We just released an updated version of our rating system, which captures the most pressing, emerging issues in fashion today – including microplastics, which are shed from synthetic fibres and released into waterways, wreaking havoc on the environment. Leading brands are starting to address the issue through their own research and materials’ development and we now recognise this in our ratings.
This latest release also looks more closely at fashion’s impact on climate change, deforestation, modern slavery, gender equality and animal welfare, as well as how brands responded to the COVID-19 crisis. Fast fashion brands are now penalised for their wasteful business models, while innovations in the circular economy are further rewarded.
Up until now we’ve been focussed on scaling our ratings algorithms and building consumer trust in our brand. There are currently over 700,000 monthly users of Good On You, and this number is growing rapidly!
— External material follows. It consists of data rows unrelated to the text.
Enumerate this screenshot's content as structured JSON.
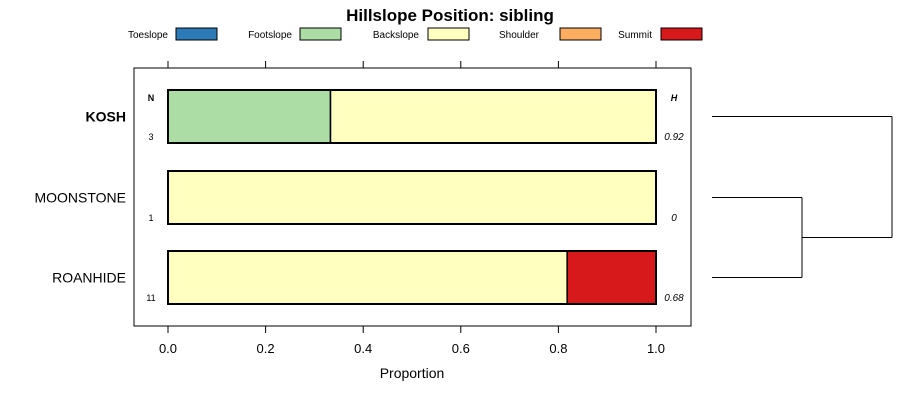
{
  "chart_data": {
    "type": "bar",
    "stacked": true,
    "orientation": "horizontal",
    "title": "Hillslope Position: sibling",
    "xlabel": "Proportion",
    "xlim": [
      0,
      1
    ],
    "xticks": [
      0.0,
      0.2,
      0.4,
      0.6,
      0.8,
      1.0
    ],
    "xtick_labels": [
      "0.0",
      "0.2",
      "0.4",
      "0.6",
      "0.8",
      "1.0"
    ],
    "legend_position": "top",
    "categories": [
      {
        "name": "KOSH",
        "bold": true,
        "n": "3",
        "h": "0.92"
      },
      {
        "name": "MOONSTONE",
        "bold": false,
        "n": "1",
        "h": "0"
      },
      {
        "name": "ROANHIDE",
        "bold": false,
        "n": "11",
        "h": "0.68"
      }
    ],
    "n_header": "N",
    "h_header": "H",
    "series": [
      {
        "name": "Toeslope",
        "color": "#2C7BB6",
        "values": [
          0,
          0,
          0
        ]
      },
      {
        "name": "Footslope",
        "color": "#ABDDA4",
        "values": [
          0.333,
          0,
          0
        ]
      },
      {
        "name": "Backslope",
        "color": "#FFFFBF",
        "values": [
          0.667,
          1.0,
          0.818
        ]
      },
      {
        "name": "Shoulder",
        "color": "#FDAE61",
        "values": [
          0,
          0,
          0
        ]
      },
      {
        "name": "Summit",
        "color": "#D7191C",
        "values": [
          0,
          0,
          0.182
        ]
      }
    ],
    "dendrogram": {
      "merges": [
        {
          "left": "MOONSTONE",
          "right": "ROANHIDE",
          "height": 0.5
        },
        {
          "left": "KOSH",
          "right": "MOONSTONE+ROANHIDE",
          "height": 1.0
        }
      ]
    }
  }
}
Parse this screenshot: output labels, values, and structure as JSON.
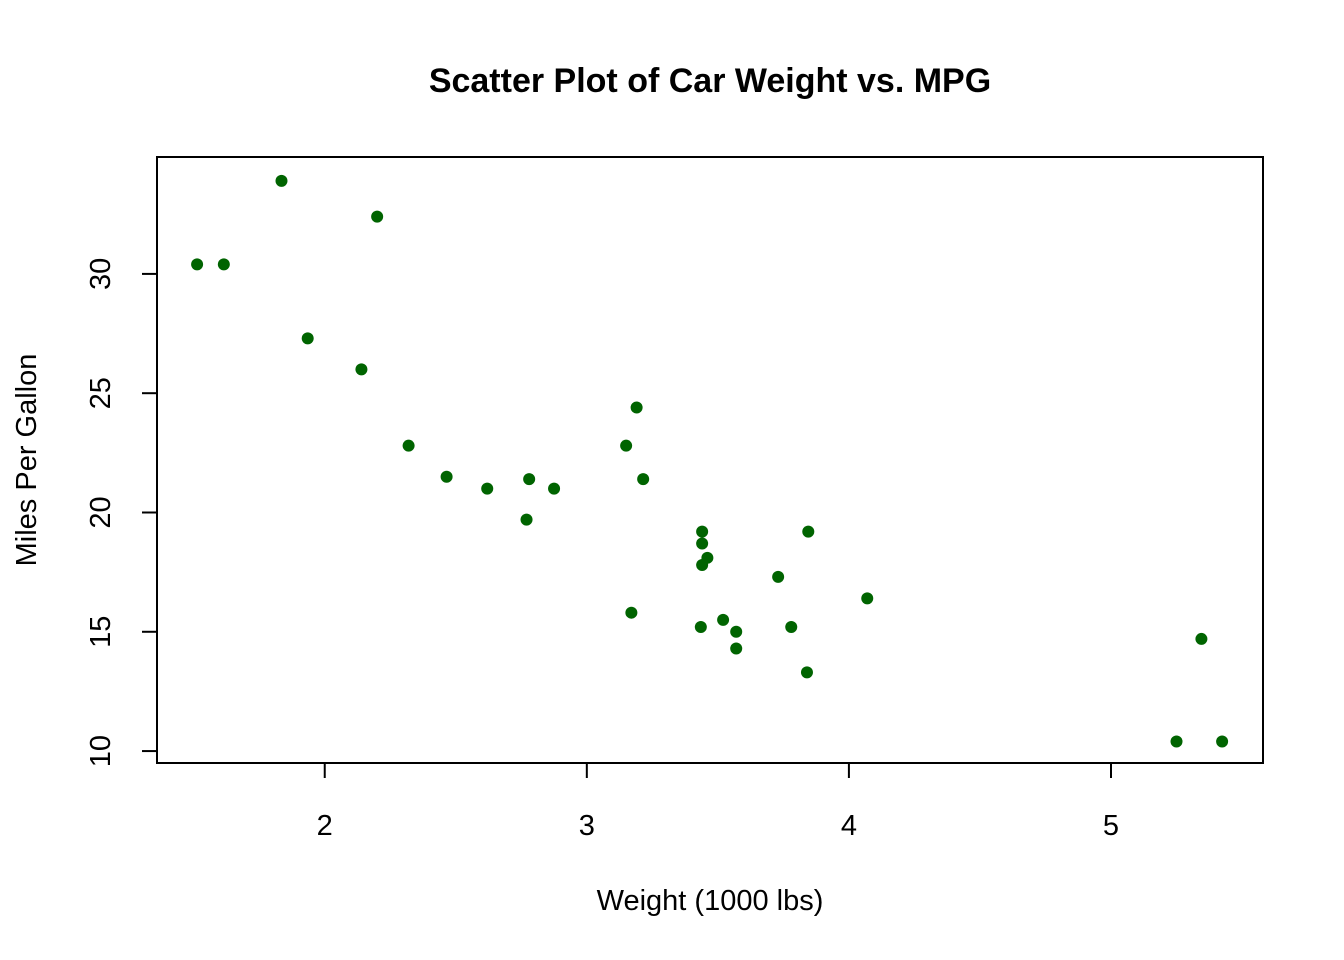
{
  "chart_data": {
    "type": "scatter",
    "title": "Scatter Plot of Car Weight vs. MPG",
    "xlabel": "Weight (1000 lbs)",
    "ylabel": "Miles Per Gallon",
    "xlim": [
      1.36,
      5.58
    ],
    "ylim": [
      9.5,
      34.9
    ],
    "x_ticks": [
      2,
      3,
      4,
      5
    ],
    "x_tick_labels": [
      "2",
      "3",
      "4",
      "5"
    ],
    "y_ticks": [
      10,
      15,
      20,
      25,
      30
    ],
    "y_tick_labels": [
      "10",
      "15",
      "20",
      "25",
      "30"
    ],
    "grid": false,
    "legend": "none",
    "point_color": "#006400",
    "points": [
      {
        "x": 1.513,
        "y": 30.4
      },
      {
        "x": 1.615,
        "y": 30.4
      },
      {
        "x": 1.835,
        "y": 33.9
      },
      {
        "x": 1.935,
        "y": 27.3
      },
      {
        "x": 2.14,
        "y": 26.0
      },
      {
        "x": 2.2,
        "y": 32.4
      },
      {
        "x": 2.32,
        "y": 22.8
      },
      {
        "x": 2.465,
        "y": 21.5
      },
      {
        "x": 2.62,
        "y": 21.0
      },
      {
        "x": 2.77,
        "y": 19.7
      },
      {
        "x": 2.78,
        "y": 21.4
      },
      {
        "x": 2.875,
        "y": 21.0
      },
      {
        "x": 3.15,
        "y": 22.8
      },
      {
        "x": 3.17,
        "y": 15.8
      },
      {
        "x": 3.19,
        "y": 24.4
      },
      {
        "x": 3.215,
        "y": 21.4
      },
      {
        "x": 3.435,
        "y": 15.2
      },
      {
        "x": 3.44,
        "y": 17.8
      },
      {
        "x": 3.44,
        "y": 18.7
      },
      {
        "x": 3.44,
        "y": 19.2
      },
      {
        "x": 3.46,
        "y": 18.1
      },
      {
        "x": 3.52,
        "y": 15.5
      },
      {
        "x": 3.57,
        "y": 14.3
      },
      {
        "x": 3.57,
        "y": 15.0
      },
      {
        "x": 3.73,
        "y": 17.3
      },
      {
        "x": 3.78,
        "y": 15.2
      },
      {
        "x": 3.84,
        "y": 13.3
      },
      {
        "x": 3.845,
        "y": 19.2
      },
      {
        "x": 4.07,
        "y": 16.4
      },
      {
        "x": 5.25,
        "y": 10.4
      },
      {
        "x": 5.345,
        "y": 14.7
      },
      {
        "x": 5.424,
        "y": 10.4
      }
    ]
  }
}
So, we are ready to bring our solution to millions more.
We’re also now widely recognised as the industry standard for sustainability, and so we’re gearing up to work with more fashion retailers who want to leverage our credible ratings to connect with their own customers on these issues. Longer term we plan to expand to other consumer verticals, like beauty, where the issues are similar and consumers’ appetite for sustainable alternatives is just as strong.
Consumers have a huge role to play in driving better outcomes for our planet. It’s their spending power that ultimately incentivises business behaviour. With the power of consumer choice there’s a real opportunity to create a sustainable future in fashion, and beyond.